The larger block the better?

I have a question regarding the execution of GEMM (General Matrix Multiply) operations on a GPU’s SM (Streaming Multiprocessor). Suppose an SM can run two blocks for GEMM operations. If I use a single block that is large enough, with the number of threads and other resources doubled compared to the original two blocks, would there be a performance difference? This approach might even save some shared memory usage for reading matrix A. So, my question is, under circumstances where the computational resources are fully utilized, is bigger block size always better?

When it comes to performance, any claim that some particular approach is “always better” is unlikely to hold true, especially when one considers multiple processor and tool-chain generations. Complex interactions in complex machinery rarely lend themselves to simple absolute pronouncements of any kind.

I would recommend benchmarking multiple design variants and drawing conclusions from that. Then revisit the issue as new generations of hardware and software become available.

For GEMM in particular, unless you have some secret sauce that NVIDIA does not know about, the practical approach is to stick with CUBLAS rather than roll your own.

1 Like

More important than the number of blocks and the block size is the number of warps running at the same time on a SM. If the overall number of warps is the same with both approaches, you have to compare, whether with a single block the warps have to wait for each other (synchronize) - here two blocks would have an advantage. If that is not the case, then there could be a caching advantage by using a single block, all depending on the algorithm. GEMM kernels probably would use shared memory instead of relying on the L1 cache.

Haha, I am a student in research field, so I can not use closed-source cublas, and I have to find some scientific creative ideas~

For example, normal GEMM we will have 256 threads for 128*128, each thread uses 128 register and a block uses 24KB shared memory. Now we have a 512 thread block and each thread uses 128 register and now we use 48KB shared memory. We can use cooperative group to sync two group separately. I guess this is beneficial? Or just simply, use one whole group in a block, but it is 512 threads. sync across the whole block.

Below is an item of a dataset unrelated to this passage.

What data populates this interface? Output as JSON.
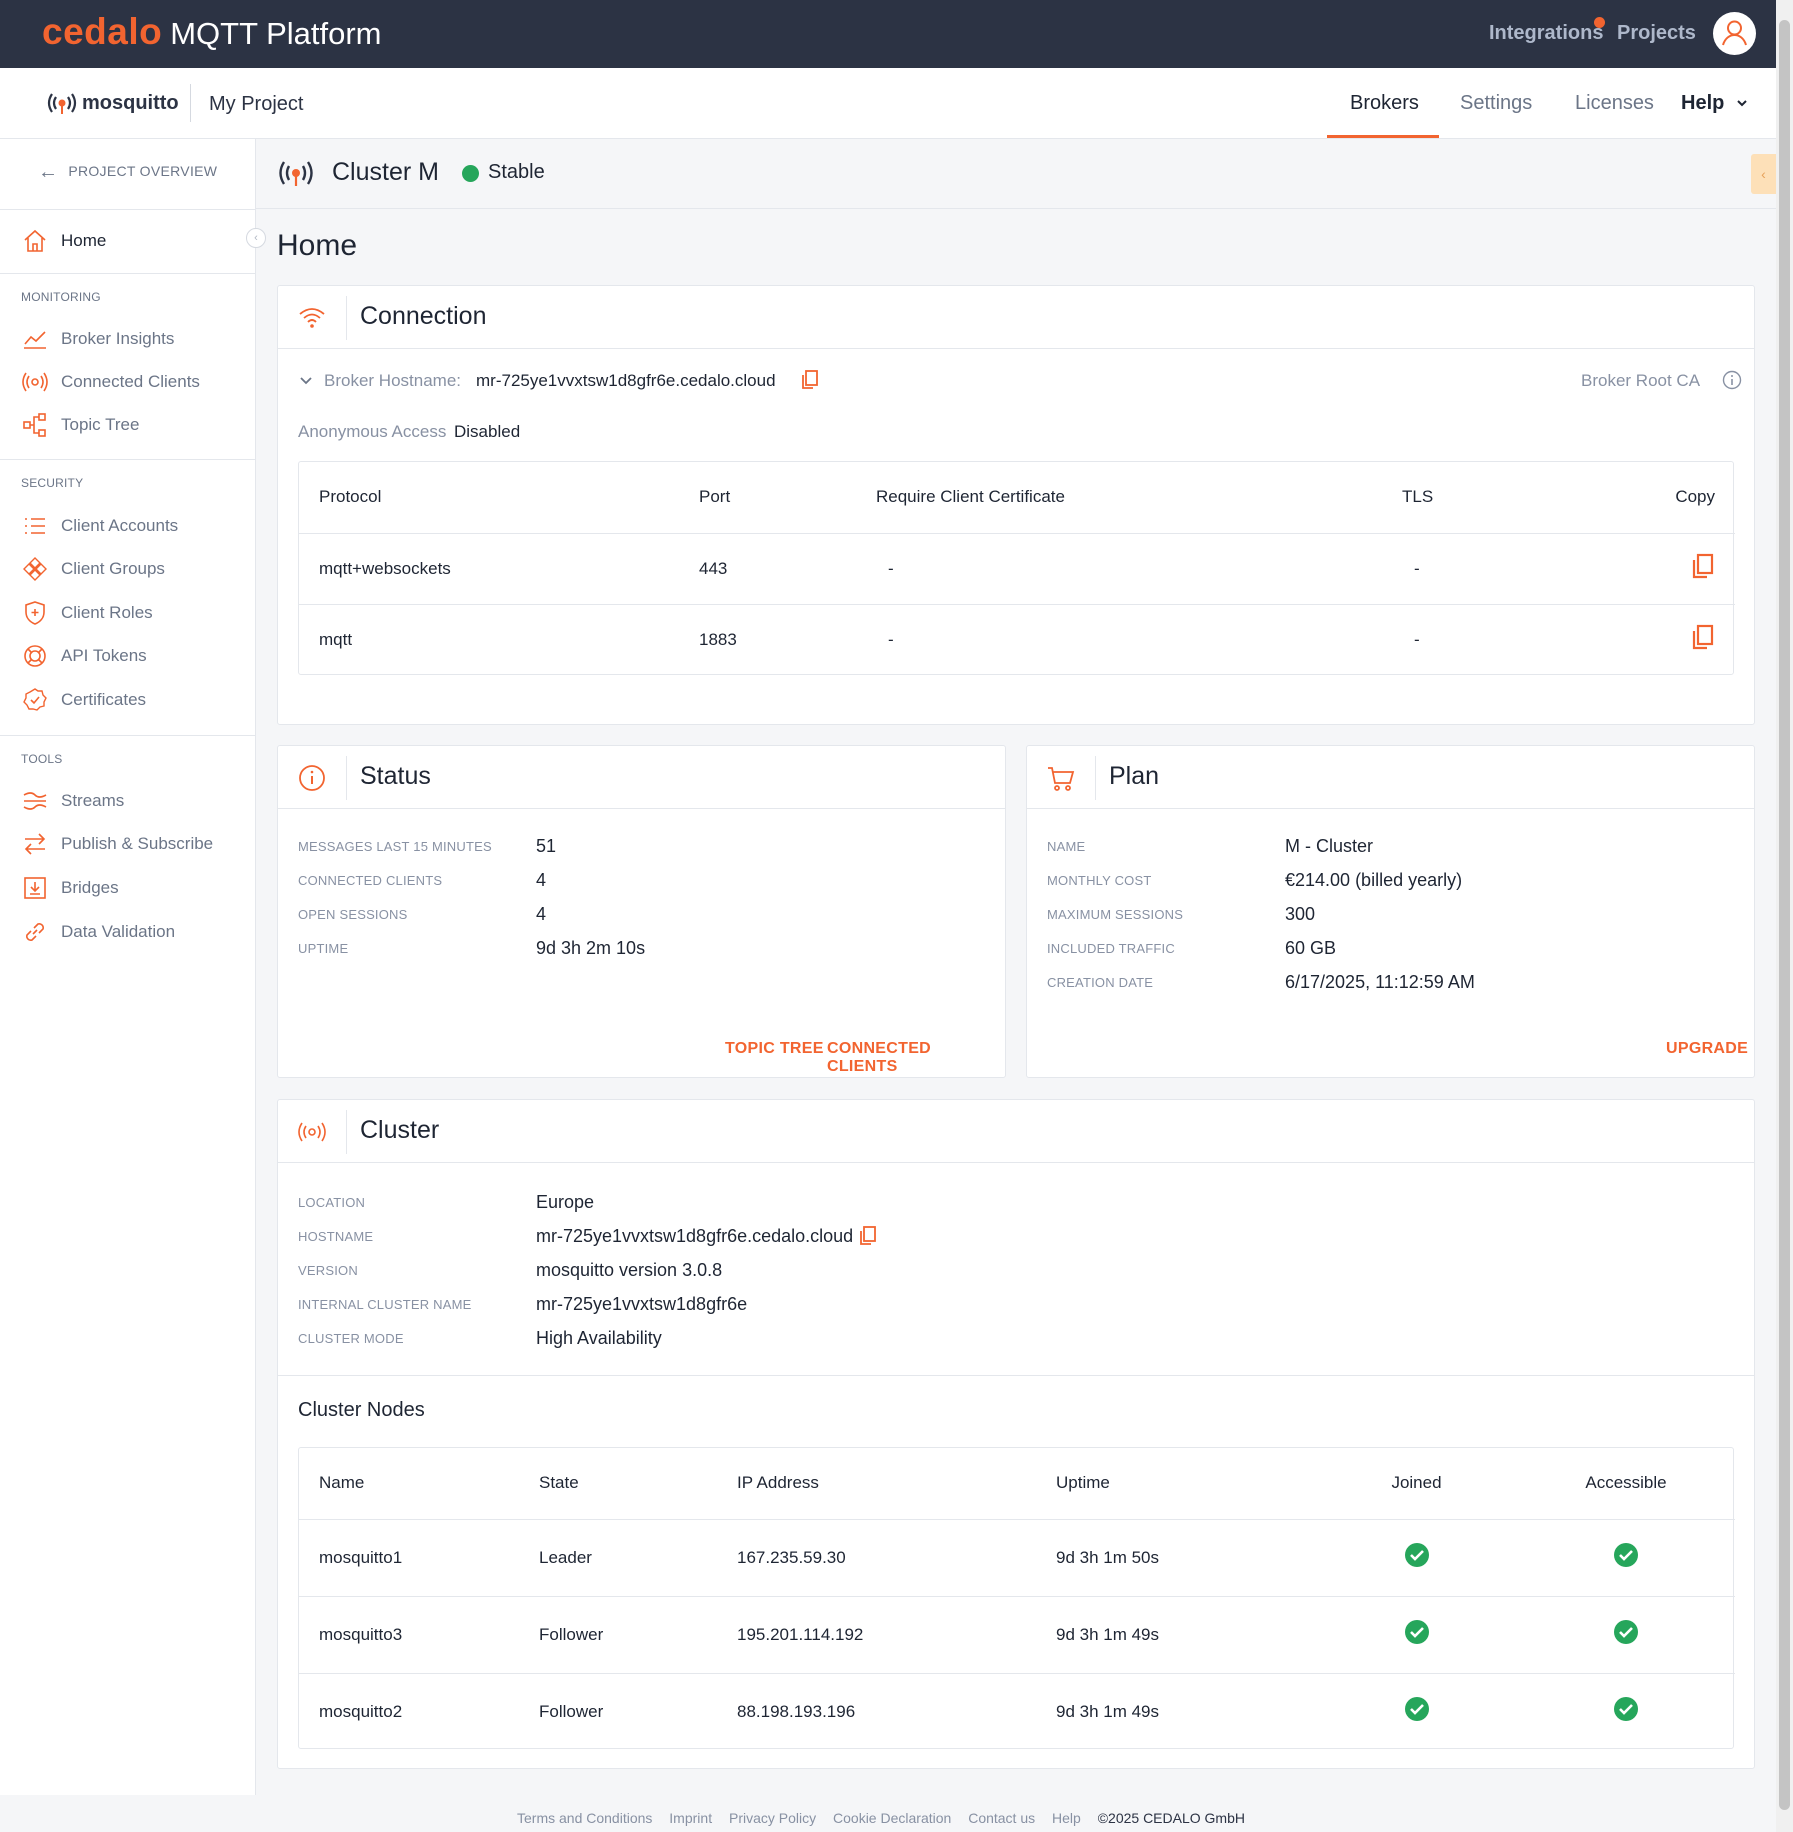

I am curious what field of research requires that no closed-source libraries be used? Are you also mandated to abstain from other close-sourced software like Mathematica or MATLAB? Does the open-source requirement extend to hardware? I am guessing not, as GPUs would be off the table otherwise.

Just like

Chimera: An Analytical Optimizing Framework for Effective Compute-intensive Operators Fusion

Bolt: Bridging the Gap between Auto-tuners and Hardware-native Performance

At least I will use cutlass. Sadly that is very hard to understand…

It is HPC field, we are writing kernels, software-hardware co-desgin

Chimera and Bolt don’t sound familiar. Are those modern cousins of ATLAS?

1 Like

Seems yes!
Actually my goal is not compete with cublas, but better usage of compute resources, cache resources, maybe kernel fusion, maybe written kernels on other platforms, maybe design new architectures, maybe use GEMM to accelerate other actions like CONV, so in-depth understanding of GEMM and hardware is important for me~